A Framework for Robust Cognitive Evaluation of LLMs
This provides a tool for researchers in cognitive science and AI to systematically assess LLM cognition, though it is incremental as it builds on existing evaluation approaches.
The authors tackled the lack of standardized methods for evaluating cognitive abilities in large language models by developing CognitivEval, a framework that uses automatic prompt permutations and collects both generations and probability estimates to improve robustness, and they applied it to replicate five classic cognitive science experiments to profile state-of-the-art LLMs.

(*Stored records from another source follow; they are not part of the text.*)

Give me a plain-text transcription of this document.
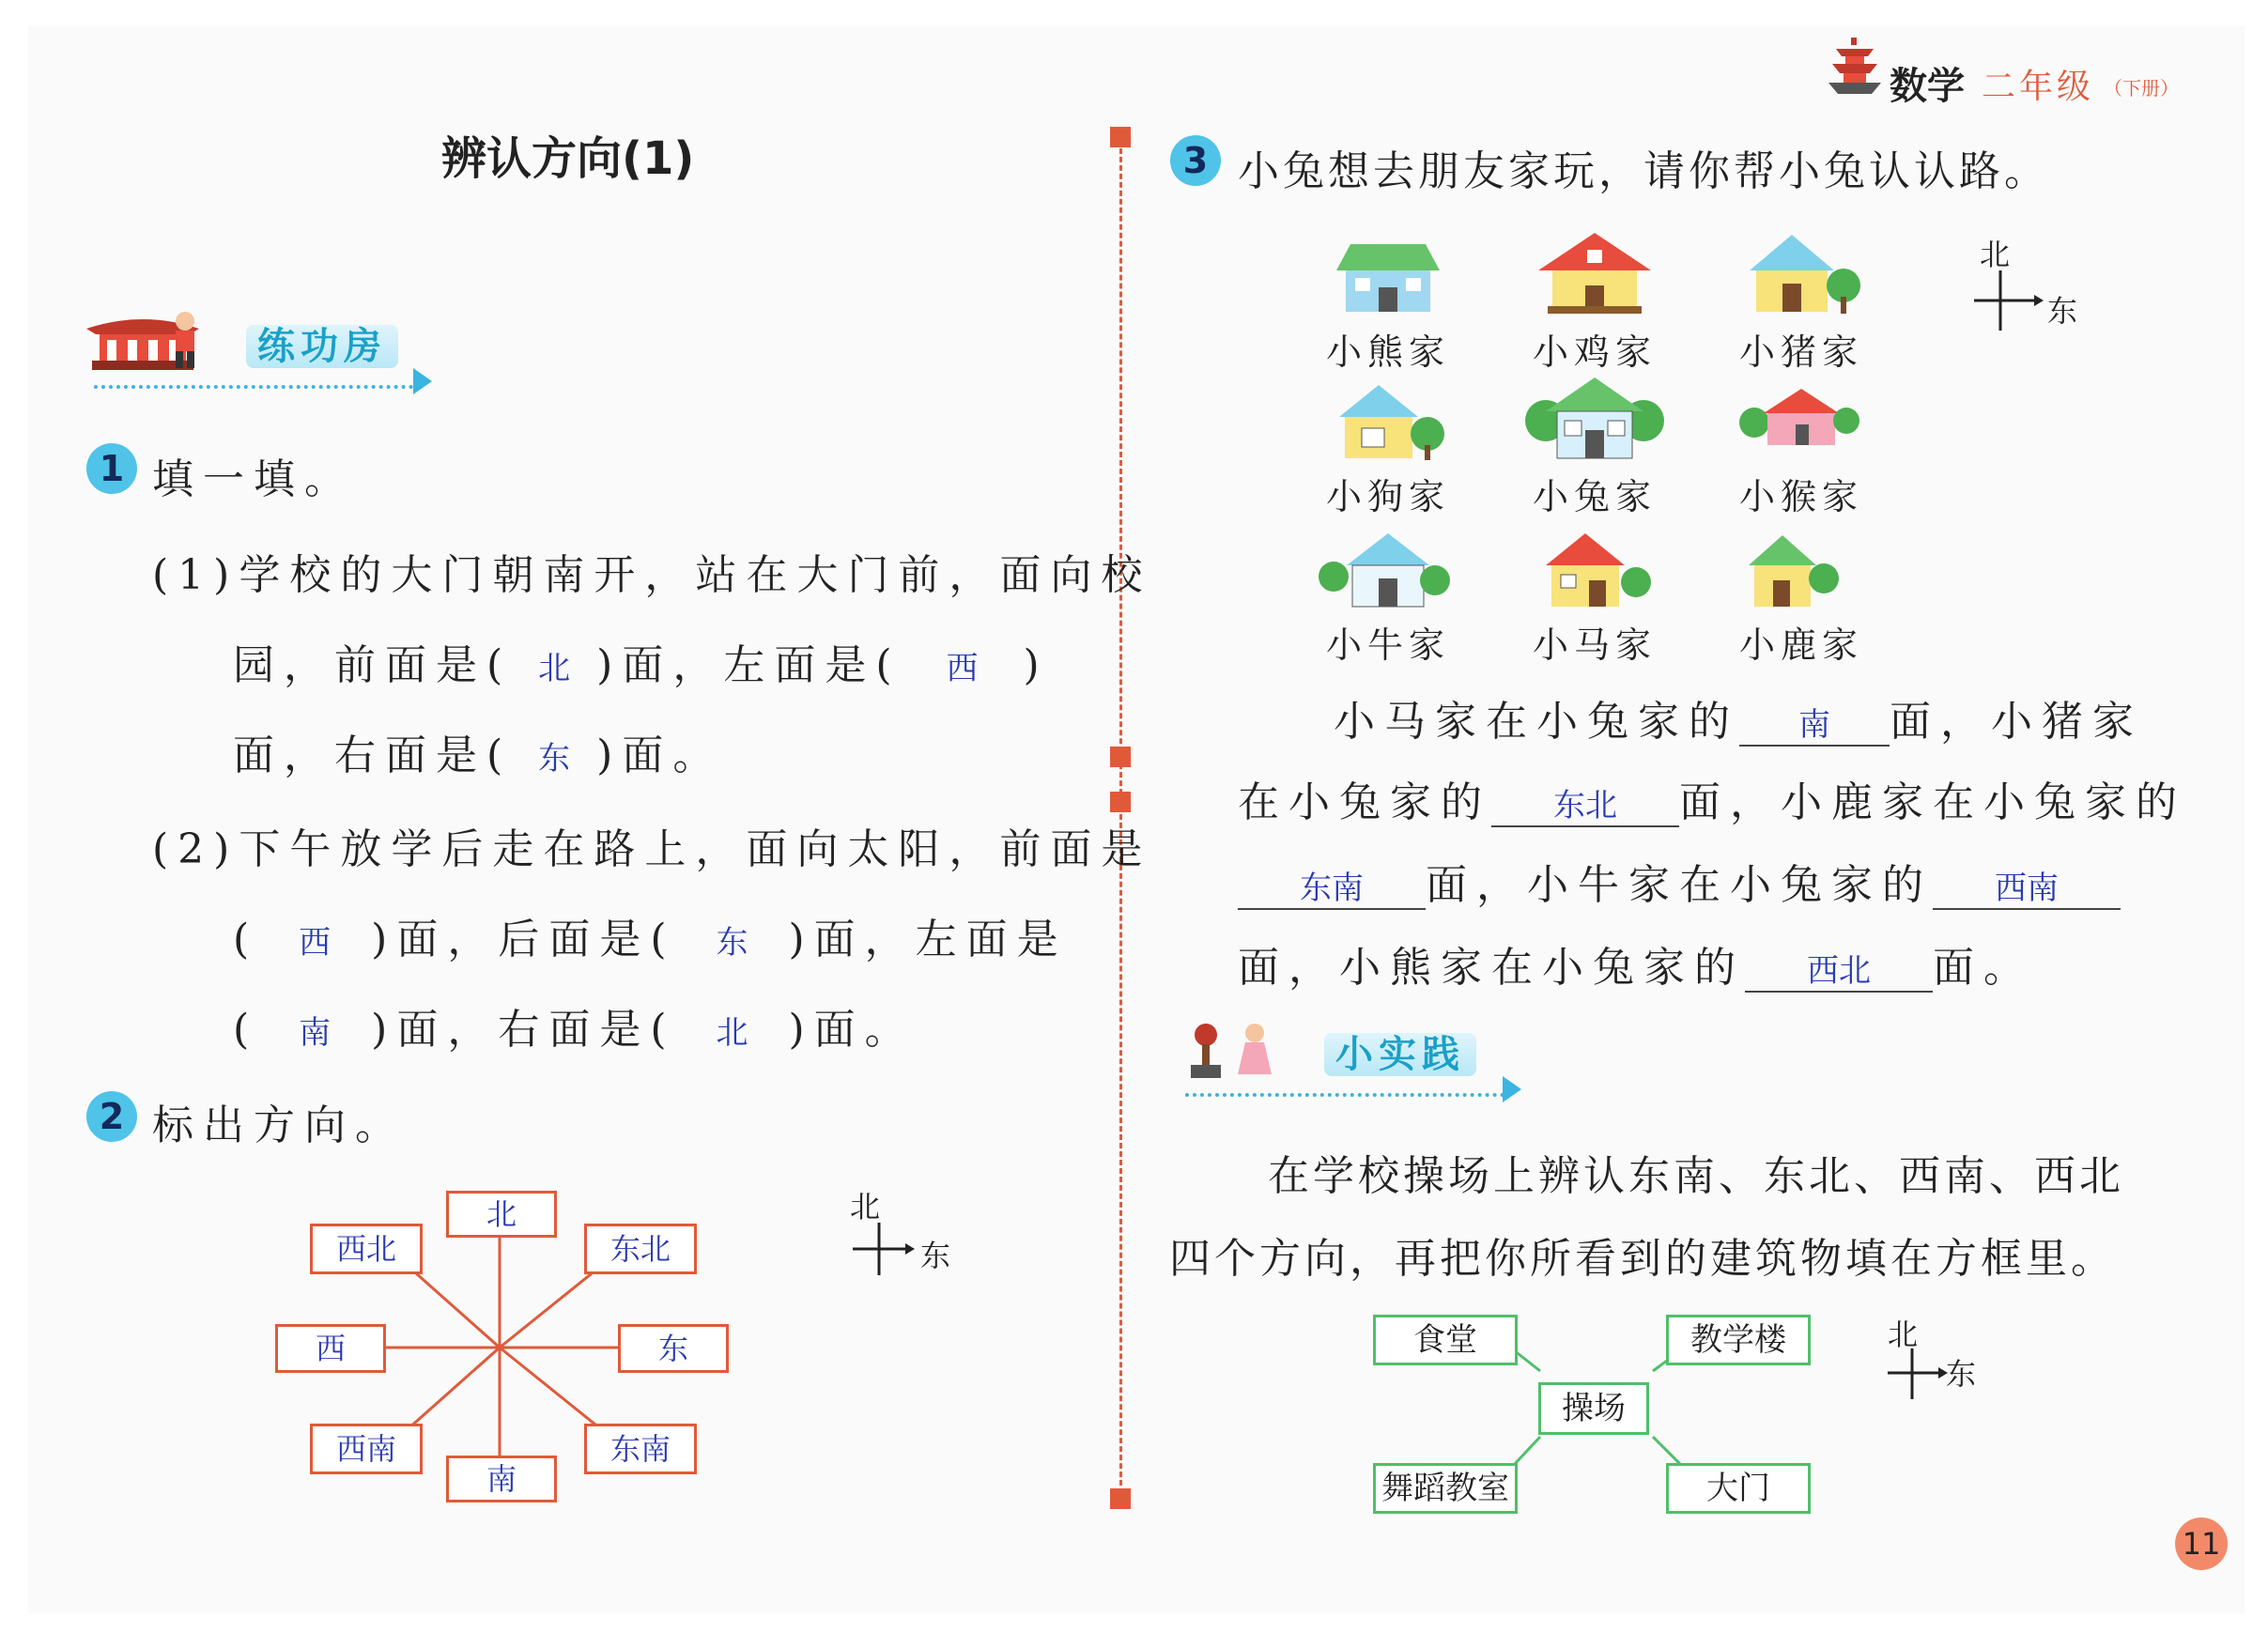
数学 二年级 （下册）
辨认方向(1)
练功房
1 填一填。
(1)学校的大门朝南开，站在大门前，面向校
园，前面是( 北 )面，左面是( 西 )
面，右面是( 东 )面。
(2)下午放学后走在路上，面向太阳，前面是
( 西 )面，后面是( 东 )面，左面是
( 南 )面，右面是( 北 )面。
2 标出方向。
北
西北	东北
西	东
西南	东南
南
北
东
3 小兔想去朋友家玩，请你帮小兔认认路。
北
东
小熊家	小鸡家	小猪家
小狗家	小兔家	小猴家
小牛家	小马家	小鹿家
小马家在小兔家的 南 面，小猪家
在小兔家的 东北 面，小鹿家在小兔家的
东南 面，小牛家在小兔家的 西南
面，小熊家在小兔家的 西北 面。
小实践
在学校操场上辨认东南、东北、西南、西北
四个方向，再把你所看到的建筑物填在方框里。
操场
食堂	教学楼
舞蹈教室	大门
北
东
11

Emergent cognitive abilities in large language models (LLMs) have been widely observed, but their nature and underlying mechanisms remain poorly understood. A growing body of research draws on cognitive science to investigate LLM cognition, but standard methodologies and experimen-tal pipelines have not yet been established. To address this gap we develop CognitivEval, a framework for systematically evaluating the artificial cognitive capabilities of LLMs, with a particular emphasis on robustness in response collection. The key features of CognitivEval include: (i) automatic prompt permutations, and (ii) testing that gathers both generations and model probability estimates. Our experiments demonstrate that these features lead to more robust experimental outcomes. Using CognitivEval, we replicate five classic experiments in cognitive science, illustrating the framework's generalizability across various experimental tasks and obtaining a cognitive profile of several state of the art LLMs. CognitivEval will be released publicly to foster broader collaboration within the cognitive science community.